Personal Power is the Foundation of Relationship Growth

A good relationship is full of compassion, caring, love and investment, but none of those things are the foundation of a good relationship.

The foundation of a good relationship is a sense of personal power and okayness.

Compassion, caring, love and investment are built on top of that sense of personal power.

When the foundation crumbles, the whole structure comes tumbling down.

What is personal power?

Personal power is the sense that you are probably going to be okay, even if your partner doesn't change.

If you are in an unhappy relationship, you probably have the sense that you need your partner to change for you to be okay.

When you feel that way, it makes it a lot harder for you to really open up to your partner with compassion, caring, love and investment.

Your ability to care about your partner will always be limited by your ability to feel like you're probably going to be okay.

What happens when you don't feel powerful?

When you don't feel powerful, or when you don't feel like you're probably going to be okay, your brain goes into survival mode.

When you feel like your partner — instead of you — is the solution to your okayness, you start to see your partner as a problem and not a person.

When you see your partner as a problem and not a person, you lose your capacity for love and caring.

When you lose your capacity for love and caring, it makes it harder for your partner to love you and care about you.

That is how relationships start to crumble.

Why your brain defaults to feeling powerless in your relationship

Your brain is optimized for childhood, not for adulthood. The relational part of your brain is optimized for managing a child-parent relationship, not for managing an adult-to-adult relationship.

You can change this pattern in your brain, but it takes deliberate effort.

There's a special place in your brain that is reserved for the person who's supposed to love you. When you were a child, that place was reserved for your parent or caretaker.

When you were young, you treated that relationship with your parent as a survival relationship because it was.

You were reliant on that person for love, support, caring, food, clothing and shelter.

As an adult, you don't depend on your partner the way you once depended on your parent.
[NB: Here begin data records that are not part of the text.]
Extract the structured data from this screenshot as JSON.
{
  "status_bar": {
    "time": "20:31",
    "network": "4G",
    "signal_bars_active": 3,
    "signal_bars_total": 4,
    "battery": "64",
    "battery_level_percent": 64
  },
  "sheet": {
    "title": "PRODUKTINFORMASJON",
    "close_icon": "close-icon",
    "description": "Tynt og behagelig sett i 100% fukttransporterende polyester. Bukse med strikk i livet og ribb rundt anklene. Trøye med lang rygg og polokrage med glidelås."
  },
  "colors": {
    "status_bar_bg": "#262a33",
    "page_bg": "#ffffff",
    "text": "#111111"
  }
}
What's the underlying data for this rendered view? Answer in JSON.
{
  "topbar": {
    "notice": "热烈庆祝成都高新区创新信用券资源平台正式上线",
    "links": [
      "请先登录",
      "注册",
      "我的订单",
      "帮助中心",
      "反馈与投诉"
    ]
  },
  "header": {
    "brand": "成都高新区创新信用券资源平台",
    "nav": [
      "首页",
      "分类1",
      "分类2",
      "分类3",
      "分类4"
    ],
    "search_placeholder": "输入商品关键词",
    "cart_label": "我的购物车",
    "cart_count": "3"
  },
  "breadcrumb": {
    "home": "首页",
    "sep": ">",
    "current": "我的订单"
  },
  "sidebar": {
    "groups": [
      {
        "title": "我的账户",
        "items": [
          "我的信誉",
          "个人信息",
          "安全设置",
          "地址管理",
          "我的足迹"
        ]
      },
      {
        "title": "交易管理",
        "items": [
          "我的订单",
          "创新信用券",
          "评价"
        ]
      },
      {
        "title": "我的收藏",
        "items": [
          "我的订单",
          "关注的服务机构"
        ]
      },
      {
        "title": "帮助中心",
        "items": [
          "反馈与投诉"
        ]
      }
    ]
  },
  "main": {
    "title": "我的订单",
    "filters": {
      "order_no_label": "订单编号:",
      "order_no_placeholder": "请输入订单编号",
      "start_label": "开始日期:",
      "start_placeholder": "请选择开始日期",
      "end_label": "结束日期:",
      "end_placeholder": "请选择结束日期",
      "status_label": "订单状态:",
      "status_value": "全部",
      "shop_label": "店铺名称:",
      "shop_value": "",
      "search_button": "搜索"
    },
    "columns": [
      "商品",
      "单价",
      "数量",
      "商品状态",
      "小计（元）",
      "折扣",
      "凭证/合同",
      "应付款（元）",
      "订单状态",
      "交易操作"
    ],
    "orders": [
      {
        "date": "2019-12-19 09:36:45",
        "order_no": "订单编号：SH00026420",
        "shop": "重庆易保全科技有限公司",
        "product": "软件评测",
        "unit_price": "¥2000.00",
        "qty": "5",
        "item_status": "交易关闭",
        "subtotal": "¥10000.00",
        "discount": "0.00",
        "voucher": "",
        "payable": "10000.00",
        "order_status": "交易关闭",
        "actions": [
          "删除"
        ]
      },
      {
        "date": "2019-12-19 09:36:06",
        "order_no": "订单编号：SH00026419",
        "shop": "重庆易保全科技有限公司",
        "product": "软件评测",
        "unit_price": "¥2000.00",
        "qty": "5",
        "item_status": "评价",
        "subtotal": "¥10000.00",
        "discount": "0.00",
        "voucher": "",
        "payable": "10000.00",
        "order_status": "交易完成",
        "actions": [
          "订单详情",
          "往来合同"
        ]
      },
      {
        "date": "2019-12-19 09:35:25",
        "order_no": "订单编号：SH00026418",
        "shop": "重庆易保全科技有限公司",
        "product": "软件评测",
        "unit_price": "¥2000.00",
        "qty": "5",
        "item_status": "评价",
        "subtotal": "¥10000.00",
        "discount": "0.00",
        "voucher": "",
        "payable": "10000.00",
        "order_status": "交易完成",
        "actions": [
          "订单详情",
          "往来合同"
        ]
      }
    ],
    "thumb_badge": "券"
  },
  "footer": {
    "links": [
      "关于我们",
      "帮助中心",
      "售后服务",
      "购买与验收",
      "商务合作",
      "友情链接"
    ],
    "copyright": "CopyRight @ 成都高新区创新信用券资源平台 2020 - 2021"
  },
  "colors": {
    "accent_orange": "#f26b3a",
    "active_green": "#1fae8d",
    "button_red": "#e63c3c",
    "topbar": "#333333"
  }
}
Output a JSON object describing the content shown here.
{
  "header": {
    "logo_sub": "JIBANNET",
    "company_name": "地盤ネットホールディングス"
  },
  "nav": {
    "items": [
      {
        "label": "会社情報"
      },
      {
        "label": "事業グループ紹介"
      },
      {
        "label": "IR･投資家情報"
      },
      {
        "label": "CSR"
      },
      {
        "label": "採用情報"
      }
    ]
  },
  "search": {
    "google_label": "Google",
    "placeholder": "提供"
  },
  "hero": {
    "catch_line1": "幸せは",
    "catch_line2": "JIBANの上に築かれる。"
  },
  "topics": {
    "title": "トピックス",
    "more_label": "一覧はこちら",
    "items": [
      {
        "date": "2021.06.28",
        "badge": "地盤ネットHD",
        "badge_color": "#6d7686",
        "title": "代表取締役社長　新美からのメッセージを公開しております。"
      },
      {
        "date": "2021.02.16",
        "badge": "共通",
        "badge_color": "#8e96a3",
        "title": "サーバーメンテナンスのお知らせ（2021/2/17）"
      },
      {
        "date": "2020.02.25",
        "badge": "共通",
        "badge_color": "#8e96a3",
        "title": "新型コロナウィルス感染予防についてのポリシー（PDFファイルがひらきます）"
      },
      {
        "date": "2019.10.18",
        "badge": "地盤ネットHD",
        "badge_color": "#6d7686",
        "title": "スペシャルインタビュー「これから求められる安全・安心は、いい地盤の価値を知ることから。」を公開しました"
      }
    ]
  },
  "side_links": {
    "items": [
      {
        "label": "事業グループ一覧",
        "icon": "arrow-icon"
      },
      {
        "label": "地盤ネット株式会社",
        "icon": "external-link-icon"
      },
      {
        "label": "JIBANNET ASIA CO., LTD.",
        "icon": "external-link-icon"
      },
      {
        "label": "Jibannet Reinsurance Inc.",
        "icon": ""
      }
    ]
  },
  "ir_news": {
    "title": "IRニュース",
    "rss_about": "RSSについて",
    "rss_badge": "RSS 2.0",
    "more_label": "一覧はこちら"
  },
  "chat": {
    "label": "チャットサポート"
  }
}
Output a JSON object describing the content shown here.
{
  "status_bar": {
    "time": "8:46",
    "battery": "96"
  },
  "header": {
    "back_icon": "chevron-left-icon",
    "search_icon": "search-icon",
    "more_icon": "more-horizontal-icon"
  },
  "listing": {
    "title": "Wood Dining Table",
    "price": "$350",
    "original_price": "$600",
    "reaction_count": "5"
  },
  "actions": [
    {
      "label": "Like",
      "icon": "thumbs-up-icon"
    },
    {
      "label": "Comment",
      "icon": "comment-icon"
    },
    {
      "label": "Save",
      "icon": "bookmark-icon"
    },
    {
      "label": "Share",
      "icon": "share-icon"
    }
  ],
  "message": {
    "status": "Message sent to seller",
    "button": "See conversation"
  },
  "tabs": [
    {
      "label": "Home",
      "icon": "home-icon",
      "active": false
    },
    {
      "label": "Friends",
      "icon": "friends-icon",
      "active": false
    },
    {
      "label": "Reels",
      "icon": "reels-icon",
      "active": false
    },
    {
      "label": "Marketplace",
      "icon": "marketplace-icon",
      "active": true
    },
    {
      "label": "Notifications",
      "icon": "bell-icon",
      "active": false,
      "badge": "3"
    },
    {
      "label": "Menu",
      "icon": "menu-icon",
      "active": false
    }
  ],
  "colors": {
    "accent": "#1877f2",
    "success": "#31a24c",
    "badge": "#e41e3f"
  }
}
But your brain will not automatically update its software to reflect that new reality.

You have to help your brain change if you want to feel more powerful in your adult relationship.

How to feel more powerful in your adult relationship

Self-compassion is the key to feeling more powerful in your adult relationship.

Your brain was focused on getting love and caring from a parent when you were young. That parental investment was the key to your survival as a child.

As an adult, you need to learn how to provide that same kind of warm, loving care internally.

As your brain develops, it adds on new features but doesn't delete the old features that were already there. So the parts of your brain that craved parental care and warmth when you were young are still inside you. We'll call this part of your brain your inner child.

You have also developed another part of your brain that is capable of providing warm, steady reassurance to a child in distress. We'll call this part of your brain your inner adult.

You will feel more powerful in your relationship when you learn to build a stronger connection between the two parts of your brain.

One way to do this is to visualize your younger self in your imagination, and see if you naturally feel compassion towards that child.

You can also imagine how you as an adult would comfort your younger self in a difficult situation. You can revisit memories of difficulty from your childhood, and then imagine you as an adult stepping in to provide comfort and protection to your younger self.

Another way to develop a sense of personal power is to visualize how you will take care of yourself if your partner doesn't change.

As a child, there wasn't much you could do to take care of yourself if your parents didn't offer you the comfort and protection you needed. As an adult, there's a lot you can do to take care of yourself if your partner doesn't love you the way you hope to be loved.

How to handle relationship distress

When you feel pain and loneliness in your relationship, you have the option of treating it as an opportunity to practice self-compassion.

Your instinct will be to try to get your partner to fix the problem for you, but that reinforces your brain's desire to rely on external reassurance instead of learning to comfort yourself.

Creating your own internal emotional fallback is the key to building a better relationship.

In the long run, your ability to comfort yourself makes it more likely that you will receive the kind of warmth and attention you crave from your partner.

When you feel relationship distress, when love hurts, think of it as an opportunity to practice comforting yourself.

As you do this, you will become more capable of offering warmth and compassion and acceptance to your partner. When that happens, it makes it easier for your partner to respond in the same way to you.

Remember the foundation

Personal strength, power and resilience are the foundation of lifelong love.

When you find your compassion and warmth and acceptance of your partner fading, it is usually a sign that your sense of personal power is also eroding.

When you feel powerful and strong, it is so much easier to offer warmth and acceptance to yourself and your partner.

Remember the foundation. Build the bridge between your inner child and your inner adult.

This is the way to create lasting lifelong love.